ECLI:NL:TADRARL:2021:238 Raad van Discipline Arnhem-Leeuwarden 20-773
ECLI: | ECLI:NL:TADRARL:2021:238 |
---|---|
Datum uitspraak: | 08-11-2021 |
Datum publicatie: | 07-12-2021 |
Zaaknummer(s): | 20-773 |
Onderwerp: |
|
Beslissingen: | Beslissing op verzet |
Inhoudsindicatie: | Verzetzaak. De door klaagster aangevoerde verzetgrond dat verweerster de voorzieningenrechter heeft voorzien van onjuiste informatie met de bedoeling hem te misleiden kan niet slagen. De voorzitter heeft bij de beoordeling de juiste maatstaf heeft toegepast en heeft rekening gehouden met alle relevante feiten en omstandigheden van het geval. Zij heeft de klacht dus terecht en op juiste gronden kennelijk ongegrond bevonden. |
Beslissing van de Raad van Discipline in het ressort Arnhem-Leeuwarden van 8 november
2021
in de zaak 20-773/AL/NN
naar aanleiding van het verzet tegen de beslissing van de plaatsvervangend voorzitter
van de raad van discipline van 1 februari 2021 op de klacht van:
[klaagster]
over
[verweerster]
1 VERLOOP VAN DE PROCEDURE
1.1 Op 4 februari 2020 heeft klaagster bij de deken van de Orde van Advocaten in
het arrondissement Noord-Nederland (hierna: de deken) een klacht ingediend over verweerster.
1.2 Op 6 oktober 2020 heeft de raad het klachtdossier met kenmerk 2020 KNN018 /
1078455 van de deken ontvangen.
1.3 Bij beslissing van 1 februari 2021 heeft de plaatsvervangend voorzitter van
de raad (hierna ook: de voorzitter) de klacht kennelijk ongegrond verklaard. Deze
beslissing is op 1 februari 2021 verzonden aan partijen.
1.4 Op 1 maart 2021 heeft klaagster verzet ingesteld tegen de beslissing van de
voorzitter. De raad heeft het verzetschrift op 1 maart 2021 ontvangen.
1.5 Het verzet is behandeld op de zitting van de raad van 10 september 2021. Daarbij
waren klaagster, vergezeld van haar gemachtigde J.B. en verweerster, vergezeld van
haar gemachtigde mr. K. aanwezig.
1.6 De raad heeft kennisgenomen van de beslissing van de voorzitter waartegen het
verzet is gericht, van de stukken waarop de voorzittersbeslissing is gebaseerd en
van het verzetschrift.
2 VERZET
2.1 De gronden van het verzet houden, zakelijk weergegeven, het volgende in:
2.2 Verweerster heeft de voorzieningenrechter voorzien van onjuiste informatie
in strijd met Gedragsregel 8 met de bedoeling hem te misleiden. Door deze informatie
pas op de zitting te verstrekken heeft verweerster gehandeld in strijd met Gedragsregel
20.
2.3 Tegen de vaststaande feiten en de klachtomschrijving komt klaagster in verzet
niet op.
3 FEITEN EN KLACHT
3.1 Voor de vaststaande feiten en de omschrijving van de klacht verwijst de raad
naar de beslissing van de voorzitter.
4 BEOORDELING
4.1 Voordat de raad de klacht inhoudelijk kan beoordelen moet sprake zijn van een
gegrond verzet.

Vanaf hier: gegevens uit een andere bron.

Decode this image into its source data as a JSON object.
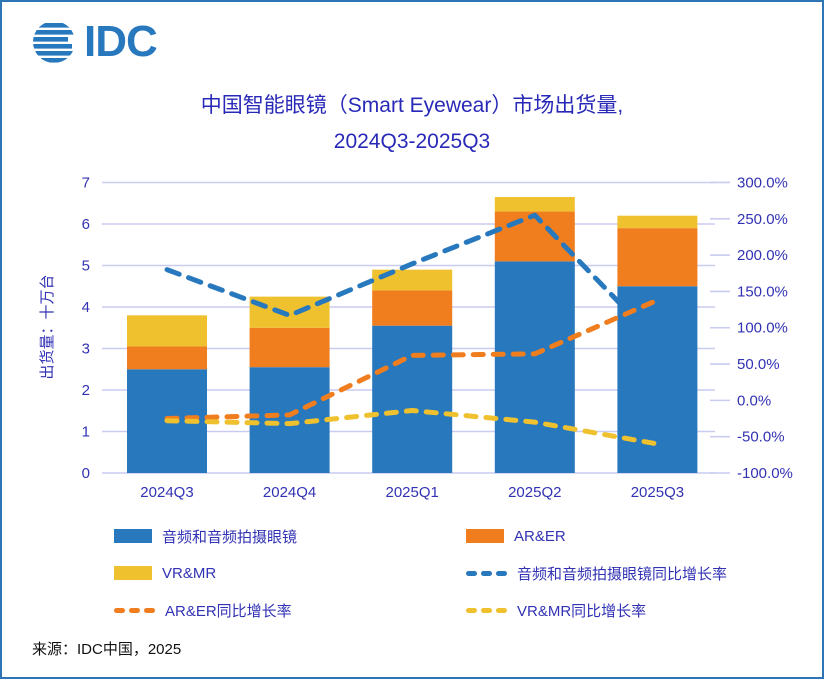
{
  "logo": {
    "text": "IDC"
  },
  "title": {
    "line1": "中国智能眼镜（Smart Eyewear）市场出货量,",
    "line2": "2024Q3-2025Q3"
  },
  "source": {
    "text": "来源：IDC中国，2025"
  },
  "colors": {
    "brand_blue": "#2878BE",
    "bar_blue": "#2878BE",
    "bar_orange": "#F07D1E",
    "bar_yellow": "#EFC12E",
    "text_indigo": "#3232B4",
    "title_indigo": "#2929B8",
    "grid": "#C9CBF0",
    "frame_border": "#2E75B6",
    "source_text": "#111111"
  },
  "chart_data": {
    "type": "bar",
    "subtype": "stacked-bars-with-dashed-growth-lines",
    "categories": [
      "2024Q3",
      "2024Q4",
      "2025Q1",
      "2025Q2",
      "2025Q3"
    ],
    "bar_series": [
      {
        "name": "音频和音频拍摄眼镜",
        "color": "bar_blue",
        "values": [
          2.5,
          2.55,
          3.55,
          5.1,
          4.5
        ]
      },
      {
        "name": "AR&ER",
        "color": "bar_orange",
        "values": [
          0.55,
          0.95,
          0.85,
          1.2,
          1.4
        ]
      },
      {
        "name": "VR&MR",
        "color": "bar_yellow",
        "values": [
          0.75,
          0.75,
          0.5,
          0.35,
          0.3
        ]
      }
    ],
    "bar_totals": [
      3.8,
      4.25,
      4.9,
      6.65,
      6.2
    ],
    "line_series": [
      {
        "name": "音频和音频拍摄眼镜同比增长率",
        "color": "bar_blue",
        "values_pct": [
          180,
          117,
          188,
          255,
          80
        ]
      },
      {
        "name": "AR&ER同比增长率",
        "color": "bar_orange",
        "values_pct": [
          -25,
          -20,
          62,
          64,
          138
        ]
      },
      {
        "name": "VR&MR同比增长率",
        "color": "bar_yellow",
        "values_pct": [
          -28,
          -32,
          -14,
          -30,
          -60
        ]
      }
    ],
    "left_axis": {
      "label": "出货量：十万台",
      "ticks": [
        "0",
        "1",
        "2",
        "3",
        "4",
        "5",
        "6",
        "7"
      ],
      "min": 0,
      "max": 7
    },
    "right_axis": {
      "ticks": [
        {
          "label": "300.0%",
          "value": 300
        },
        {
          "label": "250.0%",
          "value": 250
        },
        {
          "label": "200.0%",
          "value": 200
        },
        {
          "label": "150.0%",
          "value": 150
        },
        {
          "label": "100.0%",
          "value": 100
        },
        {
          "label": "50.0%",
          "value": 50
        },
        {
          "label": "0.0%",
          "value": 0
        },
        {
          "label": "-50.0%",
          "value": -50
        },
        {
          "label": "-100.0%",
          "value": -100
        }
      ],
      "min": -100,
      "max": 300
    },
    "grid": "horizontal-on",
    "legend_position": "bottom-two-columns",
    "legend": [
      {
        "label": "音频和音频拍摄眼镜",
        "swatch": "fill",
        "color": "bar_blue"
      },
      {
        "label": "AR&ER",
        "swatch": "fill",
        "color": "bar_orange"
      },
      {
        "label": "VR&MR",
        "swatch": "fill",
        "color": "bar_yellow"
      },
      {
        "label": "音频和音频拍摄眼镜同比增长率",
        "swatch": "dash",
        "color": "bar_blue"
      },
      {
        "label": "AR&ER同比增长率",
        "swatch": "dash",
        "color": "bar_orange"
      },
      {
        "label": "VR&MR同比增长率",
        "swatch": "dash",
        "color": "bar_yellow"
      }
    ]
  }
}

Een verzet is alleen gegrond als in redelijkheid moet worden betwijfeld
of de beslissing van de voorzitter juist is. Twijfel kan bijvoorbeeld bestaan als
de voorzitter een verkeerde maatstaf (toetsingsnorm) heeft toegepast of de beslissing
heeft gebaseerd op onjuiste of onvolledige feiten.
4.2 De raad is van oordeel dat de door klaagster aangevoerde verzetgronden niet
slagen; de voorzitter heeft bij de beoordeling de juiste maatstaf heeft toegepast
en heeft rekening gehouden met alle relevante feiten en omstandigheden van het geval.
Zij heeft de klacht dus terecht en op juiste gronden kennelijk ongegrond bevonden.
4.3 Omdat het verzet tegen de beslissing van de voorzitter ook verder geen nieuwe
gezichtspunten oplevert, is er geen plaats voor nader onderzoek naar de klacht. De
raad zal het verzet daarom ongegrond verklaren.
BESLISSING
De raad van discipline verklaart het verzet ongegrond.
Aldus beslist door mr. J.U.M. van der Werff, voorzitter, mrs. N.A. Heidanus, H.J. Voors, G.N. Paanakker, P. Rijnsburger, leden, bijgestaan door mr. J.M.G. Kuin-van den Akker als griffier en uitgesproken in het openbaar op 8 november 2021.